Just think of what the number of crimes committed by those truck-drivers on Friday last would do to the annual Garda crime statistics? It would drive them through the roof. But, of course, they won't rate a mention in next year's report.

Why, if such unlawfulness goes unopposed and is rewarded with capitulation, should not every group in society with a little muscle engage in a similar display when it suits interests? Why should the actual and would-be bullyboys of society bother with the tiresome process of politics when they can get their way directly through illegality?

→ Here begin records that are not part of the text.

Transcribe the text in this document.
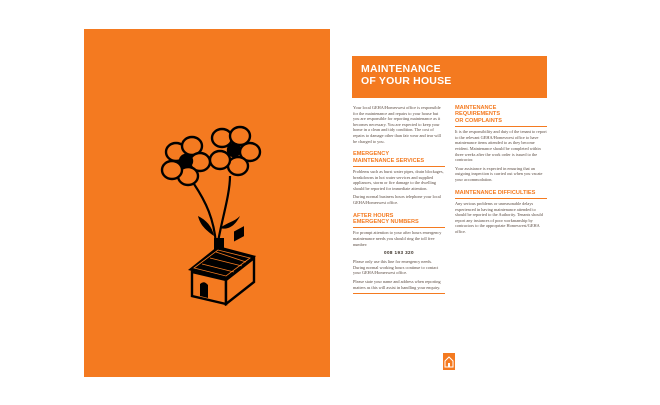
MAINTENANCE
OF YOUR HOUSE

Your local GEHA/Homeswest office is responsible for the maintenance and repairs to your house but you are responsible for reporting maintenance as it becomes necessary. You are expected to keep your home in a clean and tidy condition. The cost of repairs to damage other than fair wear and tear will be charged to you.

EMERGENCY
MAINTENANCE SERVICES

Problems such as burst water pipes, drain blockages, breakdowns in hot water services and supplied appliances, storm or fire damage to the dwelling should be reported for immediate attention.

During normal business hours telephone your local GEHA/Homeswest office.

AFTER HOURS
EMERGENCY NUMBERS

For prompt attention to your after hours emergency maintenance needs you should ring the toll free number:

008 193 320

Please only use this line for emergency needs. During normal working hours continue to contact your GEHA/Homeswest office.

Please state your name and address when reporting matters as this will assist in handling your enquiry.

MAINTENANCE
REQUIREMENTS
OR COMPLAINTS

It is the responsibility and duty of the tenant to report to the relevant GEHA/Homeswest office to have maintenance items attended to as they become evident. Maintenance should be completed within three weeks after the work order is issued to the contractor.

Your assistance is expected in ensuring that an outgoing inspection is carried out when you vacate your accommodation.

MAINTENANCE DIFFICULTIES

Any serious problems or unreasonable delays experienced in having maintenance attended to should be reported to the Authority. Tenants should report any instances of poor workmanship by contractors to the appropriate Homeswest/GEHA office.
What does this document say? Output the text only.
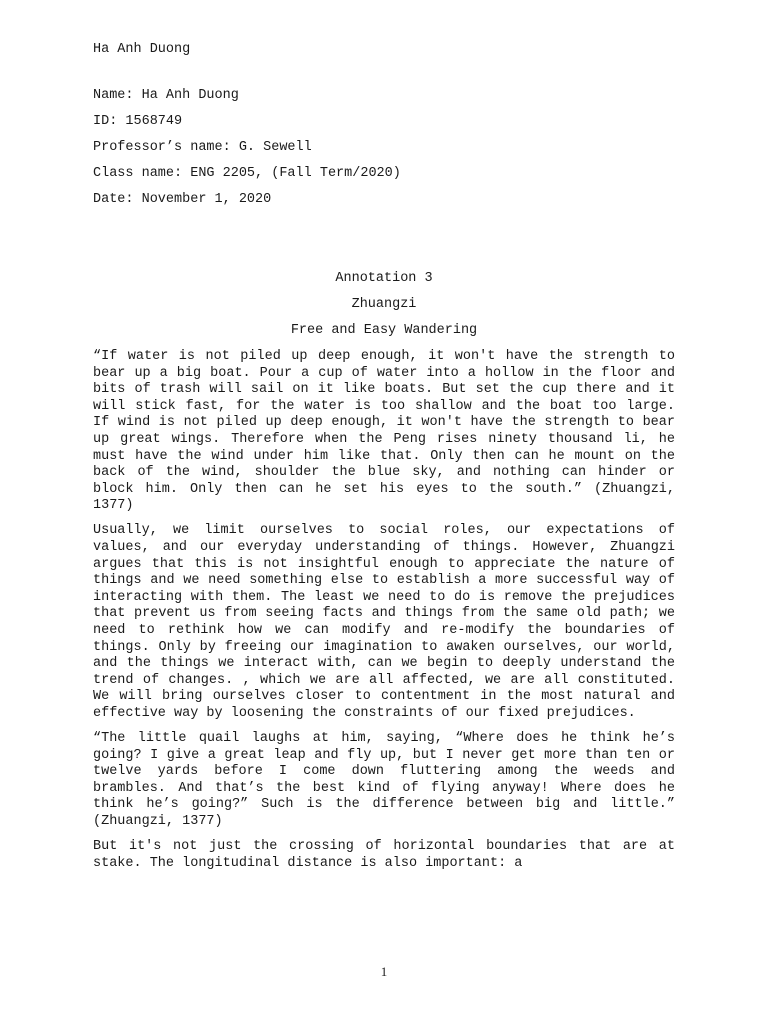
Ha Anh Duong

Name: Ha Anh Duong
ID: 1568749
Professor’s name: G. Sewell
Class name: ENG 2205, (Fall Term/2020)
Date: November 1, 2020
Annotation 3
Zhuangzi
Free and Easy Wandering

“If water is not piled up deep enough, it won't have the strength to bear up a big boat. Pour a cup of water into a hollow in the floor and bits of trash will sail on it like boats. But set the cup there and it will stick fast, for the water is too shallow and the boat too large. If wind is not piled up deep enough, it won't have the strength to bear up great wings. Therefore when the Peng rises ninety thousand li, he must have the wind under him like that. Only then can he mount on the back of the wind, shoulder the blue sky, and nothing can hinder or block him. Only then can he set his eyes to the south.” (Zhuangzi, 1377)

Usually, we limit ourselves to social roles, our expectations of values, and our everyday understanding of things. However, Zhuangzi argues that this is not insightful enough to appreciate the nature of things and we need something else to establish a more successful way of interacting with them. The least we need to do is remove the prejudices that prevent us from seeing facts and things from the same old path; we need to rethink how we can modify and re-modify the boundaries of things. Only by freeing our imagination to awaken ourselves, our world, and the things we interact with, can we begin to deeply understand the trend of changes. , which we are all affected, we are all constituted. We will bring ourselves closer to contentment in the most natural and effective way by loosening the constraints of our fixed prejudices.

“The little quail laughs at him, saying, “Where does he think he’s going? I give a great leap and fly up, but I never get more than ten or twelve yards before I come down fluttering among the weeds and brambles. And that’s the best kind of flying anyway! Where does he think he’s going?” Such is the difference between big and little.” (Zhuangzi, 1377)

But it's not just the crossing of horizontal boundaries that are at stake. The longitudinal distance is also important: a

1
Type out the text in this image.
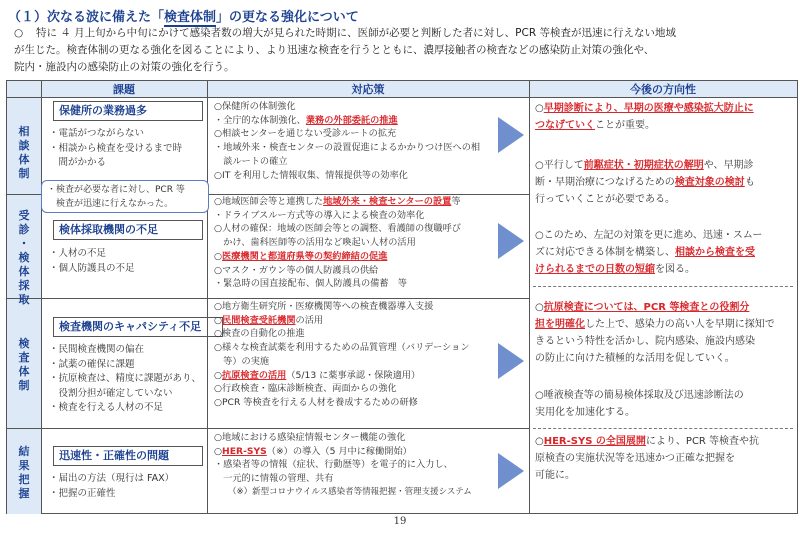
（１）次なる波に備えた「検査体制」の更なる強化について
○ 特に ４ 月上旬から中旬にかけて感染者数の増大が見られた時期に、医師が必要と判断した者に対し、PCR 等検査が迅速に行えない地域
が生じた。検査体制の更なる強化を図ることにより、より迅速な検査を行うとともに、濃厚接触者の検査などの感染防止対策の強化や、
院内・施設内の感染防止の対策の強化を行う。
課題	対応策	今後の方向性
相
談
体
制
受
診
・
検
体
採
取
検
査
体
制
結
果
把
握
保健所の業務過多
検体採取機関の不足
検査機関のキャパシティ不足
迅速性・正確性の問題
・電話がつながらない
・相談から検査を受けるまで時
　間がかかる
・人材の不足
・個人防護具の不足
・民間検査機関の偏在
・試薬の確保に課題
・抗原検査は、精度に課題があり、
　役割分担が確定していない
・検査を行える人材の不足
・届出の方法（現行は FAX）
・把握の正確性
・検査が必要な者に対し、PCR 等
　検査が迅速に行えなかった。
○保健所の体制強化
・全庁的な体制強化、業務の外部委託の推進
○相談センターを通じない受診ルートの拡充
・地域外来・検査センターの設置促進によるかかりつけ医への相
　談ルートの確立
○IT を利用した情報収集、情報提供等の効率化
○地域医師会等と連携した地域外来・検査センターの設置等
・ドライブスルー方式等の導入による検査の効率化
○人材の確保：地域の医師会等との調整、看護師の復職呼び
　かけ、歯科医師等の活用など喚起い人材の活用
○医療機関と都道府県等の契約締結の促進
○マスク・ガウン等の個人防護具の供給
・緊急時の国直接配布、個人防護具の備蓄　等
○地方衛生研究所・医療機関等への検査機器導入支援
○民間検査受託機関の活用
○検査の自動化の推進
○様々な検査試薬を利用するための品質管理（バリデーション
　等）の実施
○抗原検査の活用（5/13 に薬事承認・保険適用）
○行政検査・臨床診断検査、両面からの強化
○PCR 等検査を行える人材を養成するための研修
○地域における感染症情報センター機能の強化
○HER-SYS（※）の導入（5 月中に稼働開始）
・感染者等の情報（症状、行動歴等）を電子的に入力し、
　一元的に情報の管理、共有
（※）新型コロナウイルス感染者等情報把握・管理支援システム
○早期診断により、早期の医療や感染拡大防止に
つなげていくことが重要。
○平行して前駆症状・初期症状の解明や、早期診
断・早期治療につなげるための検査対象の検討も
行っていくことが必要である。
○このため、左記の対策を更に進め、迅速・スムー
ズに対応できる体制を構築し、相談から検査を受
けられるまでの日数の短縮を図る。
○抗原検査については、PCR 等検査との役割分
担を明確化した上で、感染力の高い人を早期に探知で
きるという特性を活かし、院内感染、施設内感染
の防止に向けた積極的な活用を促していく。
○唾液検査等の簡易検体採取及び迅速診断法の
実用化を加速化する。
○HER-SYS の全国展開により、PCR 等検査や抗
原検査の実施状況等を迅速かつ正確な把握を
可能に。
19
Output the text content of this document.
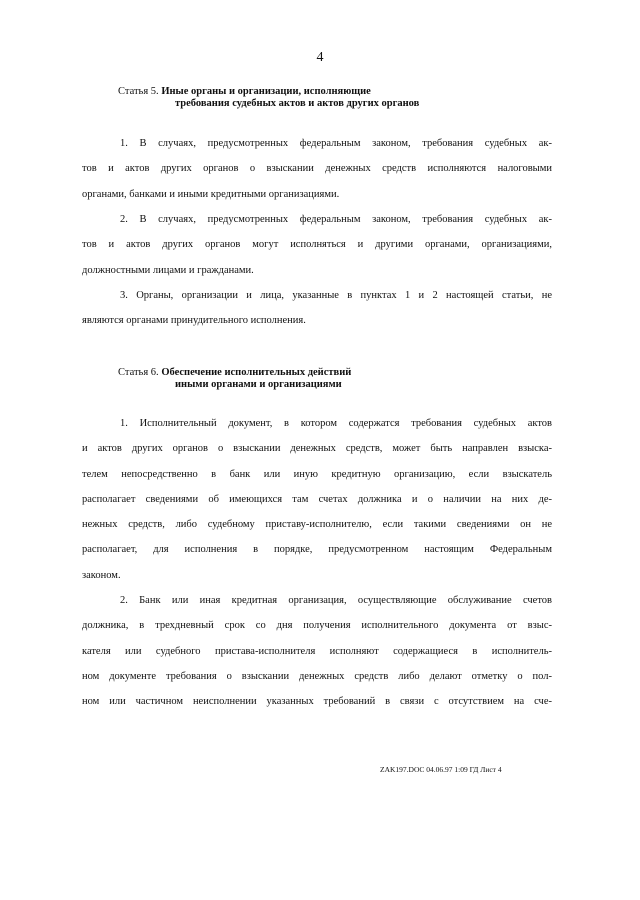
4
Статья 5. Иные органы и организации, исполняющие
требования судебных актов и актов других органов

1. В случаях, предусмотренных федеральным законом, требования судебных ак-
тов и актов других органов о взыскании денежных средств исполняются налоговыми
органами, банками и иными кредитными организациями.

2. В случаях, предусмотренных федеральным законом, требования судебных ак-
тов и актов других органов могут исполняться и другими органами, организациями,
должностными лицами и гражданами.

3. Органы, организации и лица, указанные в пунктах 1 и 2 настоящей статьи, не
являются органами принудительного исполнения.

Статья 6. Обеспечение исполнительных действий
иными органами и организациями

1. Исполнительный документ, в котором содержатся требования судебных актов
и актов других органов о взыскании денежных средств, может быть направлен взыска-
телем непосредственно в банк или иную кредитную организацию, если взыскатель
располагает сведениями об имеющихся там счетах должника и о наличии на них де-
нежных средств, либо судебному приставу-исполнителю, если такими сведениями он не
располагает, для исполнения в порядке, предусмотренном настоящим Федеральным
законом.

2. Банк или иная кредитная организация, осуществляющие обслуживание счетов
должника, в трехдневный срок со дня получения исполнительного документа от взыс-
кателя или судебного пристава-исполнителя исполняют содержащиеся в исполнитель-
ном документе требования о взыскании денежных средств либо делают отметку о пол-
ном или частичном неисполнении указанных требований в связи с отсутствием на сче-

ZAK197.DOC 04.06.97 1:09 ГД Лист 4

Isn't it a pity that the Travellers cannot engage in similar disruption? If they were capable of closing down the State for a day, we might see some action to have them treated humanely. Ditto the refugees, the victims of neglect in mental institutions and prisons, the homeless, the legions of impoverished.

Last Friday's disruption was a copycat version of those in Britain and on the Continent. Further copycat protests, no doubt, will be encouraged by the copycat capitulation of several European governments to the undemocratic and illegal protests of road hauliers there. All this despite excellent reasons for increasing taxes on petrol and diesel. The report just released on Greenhouse Gas Abatement Strategy shows that there will be a 180 per cent rise in emissions from cars and trucks over the next 10 years if nothing is done. It shows this will cause huge damage to people's health. Already EU limits for emissions from cars and trucks are massively exceeded in the Dublin region.

Only Noel Dempsey had the gumption to state this point and insist there be no concessions. These law-breakers must be faced down because their demands damage the national interest and because concessions to law-breakers weaken the fabric of consensus which underpins democracy.